Hissong told Watershed Voice the traditional focus on the CDBG program is on housing and community development, but that this round is purely for coronavirus funding. There are restrictions on its use, and he is working with Doehring to finalize a list of places the money can go without running up against restrictions on other pools of funding that sometimes cannot overlap. Hissong mentioned the St. Joseph County Commission on Aging as one possible beneficiary.

Because no voting takes place at an Executive Committee meeting, no motions are passed. In the case of a grant like this one, a public hearing is necessary for commissioners to approve moving forward. Five business days’ notice is necessary for a public meeting to be held, so approval will take place at the Board of Commissioners’ regular meeting on September 15 rather than the one scheduled for next Tuesday. “Sounds like a no-brainer,” Pangle said.
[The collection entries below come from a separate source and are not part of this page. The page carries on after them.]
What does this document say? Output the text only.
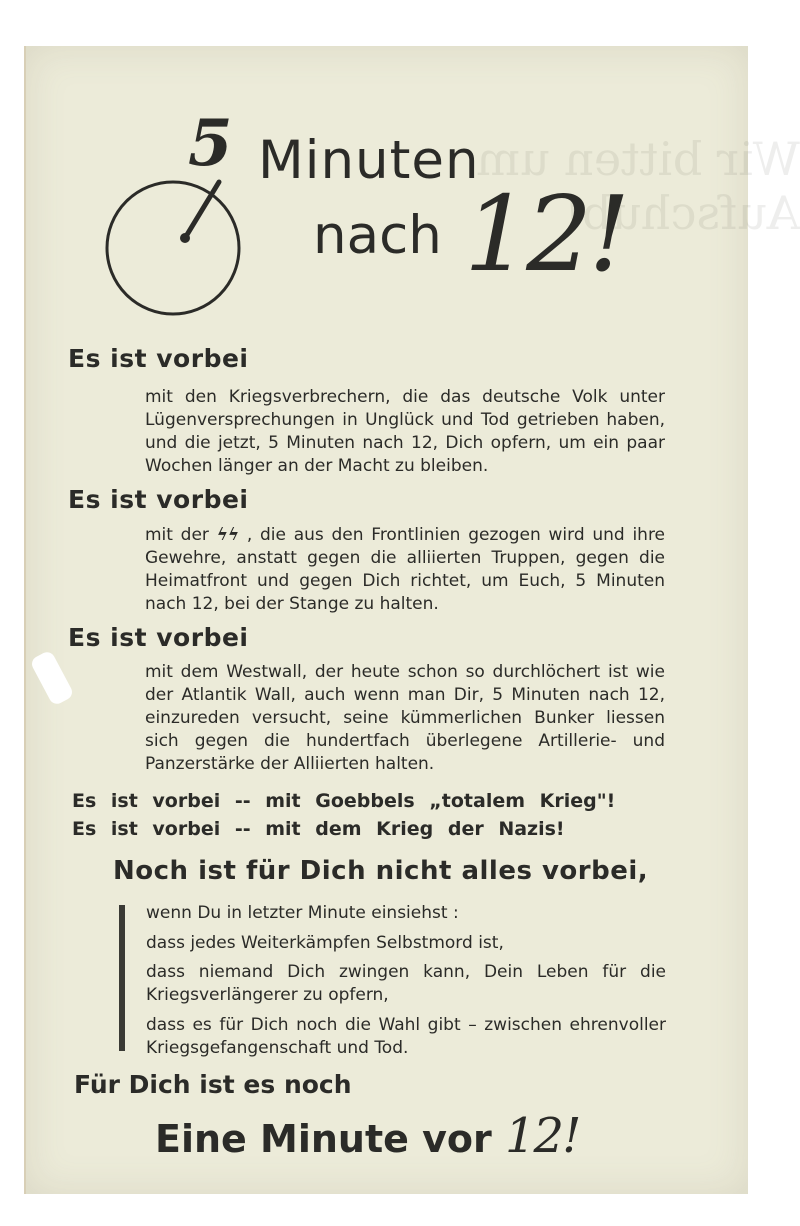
Wir bitten um Aufschub!
5 Minuten
nach 12!
Es ist vorbei
mit den Kriegsverbrechern, die das deutsche Volk unter Lügenversprechungen in Unglück und Tod getrieben haben, und die jetzt, 5 Minuten nach 12, Dich opfern, um ein paar Wochen länger an der Macht zu bleiben.
Es ist vorbei
mit der ϟϟ , die aus den Frontlinien gezogen wird und ihre Gewehre, anstatt gegen die alliierten Truppen, gegen die Heimatfront und gegen Dich richtet, um Euch, 5 Minuten nach 12, bei der Stange zu halten.
Es ist vorbei
mit dem Westwall, der heute schon so durchlöchert ist wie der Atlantik Wall, auch wenn man Dir, 5 Minuten nach 12, einzureden versucht, seine kümmerlichen Bunker liessen sich gegen die hundertfach überlegene Artillerie- und Panzerstärke der Alliierten halten.
Es ist vorbei -- mit Goebbels „totalem Krieg"!
Es ist vorbei -- mit dem Krieg der Nazis!
Noch ist für Dich nicht alles vorbei,
wenn Du in letzter Minute einsiehst :
dass jedes Weiterkämpfen Selbstmord ist,
dass niemand Dich zwingen kann, Dein Leben für die Kriegsverlängerer zu opfern,
dass es für Dich noch die Wahl gibt – zwischen ehrenvoller Kriegsgefangenschaft und Tod.
Für Dich ist es noch
Eine Minute vor 12!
Hissong also reviewed the status of a pending application through the Michigan Veterans Affairs Agency for a County Veterans’ Service Fund Grant. Hissong said the county must reapply for the program each year, but it receives funding through the program annually.

Each year, Hissong said, “we receive the maximum amount that we apply for.” This year’s amount of just over $55,000 will be somewhat lower than usual amounts, typically around $70,000, due to cuts at the state level. The funds help cover the county’s Veterans Services Officer position, an animal support program, office rent, housing, and utility costs. The county must agree to certain terms, including committing to not reducing veterans services budgets. “Sounds like another no-brainer,” Pangle said.

Also in County Executive Committee business:

  • Commissioners agreed to place on next Tuesday’s agenda the renewal of an intergovernmental agreement between St. Joseph County, several other adjacent counties, and the Southwest Michigan Works! Workforce Development Board. That board helps the counties involved to pursue workforce related and economic development opportunities.
  • Also for next Tuesday’s agenda, commissioners will vote on approval of updated bylaws for the county’s Workforce Development Board.

Dave Vago is a writer and columnist for Watershed Voice. A Philadelphia native with roots in Three Rivers, Vago is a planning consultant to history and community development organizations and is the former Executive Director of the Three Rivers DDA/Main Street program.